Linfa vitale per industria e occupazione ma che risente ancora di una legislazione da innovare. L’end-use, cioè il fine vita dei prodotti biocompostabili, non è ancora chiaramente identificato nell’umido, come gli aspetti normativi legati all’autorizzazione degli impianti, diversi per ogni singola regione. Eppure il comparto funziona e può garantire un’importante rinascita per l’export italiano anche in settori in cui siamo da sempre trend setter come moda e cosmesi.

Un’opportunità che ci si aspetta venga colta dal Governo, visti i margini di una manovra economica che non riconosce a dei settori innovativi, ma solo a dei processi, come la digitalizzazione, la capacità di far primeggiare il Paese.

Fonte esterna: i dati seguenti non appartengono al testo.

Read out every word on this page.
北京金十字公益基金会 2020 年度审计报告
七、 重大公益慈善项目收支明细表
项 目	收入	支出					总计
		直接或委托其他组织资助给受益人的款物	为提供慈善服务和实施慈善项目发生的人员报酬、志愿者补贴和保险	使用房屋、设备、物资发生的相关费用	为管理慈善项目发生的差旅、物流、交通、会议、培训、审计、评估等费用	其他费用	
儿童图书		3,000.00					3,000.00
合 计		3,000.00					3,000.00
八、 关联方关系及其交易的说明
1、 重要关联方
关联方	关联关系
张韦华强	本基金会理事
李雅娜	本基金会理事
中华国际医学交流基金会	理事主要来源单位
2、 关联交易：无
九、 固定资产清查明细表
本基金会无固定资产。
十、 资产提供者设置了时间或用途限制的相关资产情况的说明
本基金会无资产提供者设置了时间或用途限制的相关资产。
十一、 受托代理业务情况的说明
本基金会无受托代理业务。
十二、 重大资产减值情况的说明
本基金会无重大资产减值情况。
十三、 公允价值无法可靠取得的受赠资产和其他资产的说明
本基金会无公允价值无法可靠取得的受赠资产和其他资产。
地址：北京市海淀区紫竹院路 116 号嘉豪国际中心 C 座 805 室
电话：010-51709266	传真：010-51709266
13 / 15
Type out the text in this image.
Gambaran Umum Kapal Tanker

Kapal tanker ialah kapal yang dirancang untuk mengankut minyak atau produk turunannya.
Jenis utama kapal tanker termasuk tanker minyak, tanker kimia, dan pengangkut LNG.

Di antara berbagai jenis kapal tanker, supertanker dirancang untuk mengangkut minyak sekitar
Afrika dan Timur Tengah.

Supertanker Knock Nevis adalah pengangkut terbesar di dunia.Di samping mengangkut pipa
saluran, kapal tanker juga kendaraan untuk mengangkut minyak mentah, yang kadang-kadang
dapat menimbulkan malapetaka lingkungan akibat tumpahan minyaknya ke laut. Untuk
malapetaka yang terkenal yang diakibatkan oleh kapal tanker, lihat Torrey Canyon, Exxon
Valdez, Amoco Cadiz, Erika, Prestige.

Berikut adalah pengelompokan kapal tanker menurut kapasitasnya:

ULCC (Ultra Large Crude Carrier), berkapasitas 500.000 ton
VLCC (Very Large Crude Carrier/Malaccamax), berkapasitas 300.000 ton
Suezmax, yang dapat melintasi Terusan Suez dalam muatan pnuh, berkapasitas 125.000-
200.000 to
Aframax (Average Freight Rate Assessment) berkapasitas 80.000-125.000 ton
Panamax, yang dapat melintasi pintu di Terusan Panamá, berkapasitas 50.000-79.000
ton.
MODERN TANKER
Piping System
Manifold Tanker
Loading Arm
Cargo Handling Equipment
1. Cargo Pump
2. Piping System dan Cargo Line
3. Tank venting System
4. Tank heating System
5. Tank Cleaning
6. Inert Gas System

Segno della visione a due marce del Paese vediamo come nello stesso giorno, il 30 ottobre, Fondazione Univerde presenta il rapporto su “Gli italiani, il solare e la green economy”, mentre Federchimica illustra i dati dell’ultimo “Responsible Care” del comparto. Quest’ultimo è ancora di natura volontaria. Ci chiediamo se non sarebbe il caso, anche qui come è stato per la green economy, di addurre qualche vantaggio fiscale per spingere il più possibile verso una visione sostenibile di ogni comparto produttivo.